Reggio-Inspired Teacher Education (RITE) - Early Childhood Education - Pedagogy

Early Childhood Education

Reggio-Inspired Teacher Education (RITE)


Reggio-inspired teacher education (RITE) is a term used to connote a group of early childhood educators who have been influenced by the work of Loris Malaguzzi and Reggio Emilia. It is also a term used to refer to specific principles and practices of early childhood teacher education in the United States that derive from this Italian city’s municipal early childhood program. As described by its founders, RITE is really both more and less than a method.

Reggio-inspired teacher education, like the work taking place in Reggio Emilia, Italy, is actually best described as an approach. It is an approach to the way teachers construct curricula; it is an approach to the way teachers create and recreate the learning environment; it is an approach to the ways teachers collaborate with colleagues, parents, and children; it is an approach to how teachers can come to know the meanings children attribute to their educational experiences; and, it is an approach even to the very organization of the school itself.
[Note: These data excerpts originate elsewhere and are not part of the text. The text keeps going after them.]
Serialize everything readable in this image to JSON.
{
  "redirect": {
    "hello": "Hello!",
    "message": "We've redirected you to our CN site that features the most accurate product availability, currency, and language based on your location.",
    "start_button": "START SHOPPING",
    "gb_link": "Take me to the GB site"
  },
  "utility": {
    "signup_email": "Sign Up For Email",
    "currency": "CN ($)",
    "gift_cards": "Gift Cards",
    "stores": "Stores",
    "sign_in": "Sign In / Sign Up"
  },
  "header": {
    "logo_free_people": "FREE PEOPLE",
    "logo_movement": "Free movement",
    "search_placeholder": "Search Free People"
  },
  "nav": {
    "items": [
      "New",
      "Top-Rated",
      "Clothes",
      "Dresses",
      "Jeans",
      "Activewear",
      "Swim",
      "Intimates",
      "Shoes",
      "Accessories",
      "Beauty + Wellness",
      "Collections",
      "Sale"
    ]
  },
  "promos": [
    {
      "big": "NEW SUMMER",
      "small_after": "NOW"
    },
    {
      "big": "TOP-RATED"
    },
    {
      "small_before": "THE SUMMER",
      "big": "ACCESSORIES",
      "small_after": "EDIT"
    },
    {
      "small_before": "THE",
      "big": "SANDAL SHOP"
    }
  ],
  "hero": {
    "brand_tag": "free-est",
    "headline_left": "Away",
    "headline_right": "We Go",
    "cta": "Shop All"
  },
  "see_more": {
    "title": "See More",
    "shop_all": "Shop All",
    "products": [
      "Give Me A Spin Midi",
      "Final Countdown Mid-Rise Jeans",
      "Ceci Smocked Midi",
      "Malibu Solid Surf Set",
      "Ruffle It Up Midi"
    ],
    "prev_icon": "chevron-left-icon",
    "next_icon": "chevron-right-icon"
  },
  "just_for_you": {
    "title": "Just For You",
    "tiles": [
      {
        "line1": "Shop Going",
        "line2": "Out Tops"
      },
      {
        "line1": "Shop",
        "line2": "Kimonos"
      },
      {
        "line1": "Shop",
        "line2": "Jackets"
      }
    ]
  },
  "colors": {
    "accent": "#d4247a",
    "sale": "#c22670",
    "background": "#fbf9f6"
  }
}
In other words, teacher educators adhering to RITE principles do not prescribe how these things are done but, rather, offer a perspective from which each of these topics can be considered.

This perspective is defined by six factors. First, the educational process, at any level, is embedded in a socially co-constructed context and as such must be responsive to the interests and needs of all the participants in the process, in particular, children, parents, and teachers (Smith, 2001). Second, children are recognized for their competence rather than for their limits, and as such curricula must be authentic, responsive, and build on this competence (Goldhaber and Goldhaber, 2000; Hull et al., 2002). One of the primary goals of a RITE program is to help new teachers understand the concept of curriculum as an emergent or negotiated experience involving others rather than a preplanned set of teacher-defined activities or lessons. A third critical component has to do with the assessment of children’s progress, considered best done through the documentation and collaborative analysis of the products of children’s educational investigations. Fourth, the physical and temporal arrangement of the classroom is an essential element in defining children’s educational experiences. The environment must be accessible and responsive—the schedule allowing children ample time to become intellectually invested in their work. Fifth, teachers must come to see themselves as researchers and advocates as much, if not more, as they do directors of children’s learning. They must be as intellectually engaged in learning as are their children. And sixth, RITE supports the principle that all these factors hold equally at all levels of the educational experience. The approach to preparing teachers and the approach to the organization of a school must be the same as the approach to the operation of a classroom. If the goal of a Reggio Emilia approach to children’s education is to support the active intellectual engagement of children in worthwhile learning experiences, then the same set of considerations must equally be applied to the preparation of the teachers who will work with these children and to the organization of the schools in which this work will take place.

Further Readings: Burlington, B., and S. Sortino (2003). In our real world: An anatomy of documentation. In Joanne Hendrick, ed., Next steps to teaching the Reggio Emilia way. Columbus, OH: Prentice-Hall, pp. 224-238; Gandini, L., and J. Goldhaber (2001). Two reflections on documentation: Documentaation as a tool for promoting the construction of respectful learning. In Lella Gandini and Caroline Edwards, eds., Bambini: The Italian approach to infant/toddler care. New York: Teachers College Press; Goldhaber, D. E., and J. Goldhaber (2000). Education for all young children. In Colin Brock and Rosie Griffin, eds., International perspectives on special educational needs. London: John Catt Educational Ltd; Fu, V., and A. Stremmel (2001). Teaching and learning: Collaborative exploration of the Reggio Emilia Approach. Columbus, OH: Merrill-Prentice Hall, Inc.; Hull, K., J. Goldhaber, and A. Capone (2002). Opening doors: An introduction to inclusive early childhood education. New York: Houghton-Mifflin Co; Smith, D. (2001). Creating a community for infants: Hearing all the voices. Innovations in early education: The international Reggio Exchange 8 (2), 9-21; Smith, D., and J. Goldhaber (2004). Poking, pinching, and pretending: Documenting toddler’s experiences with clay. St. Paul, MN: Red Leaf Press.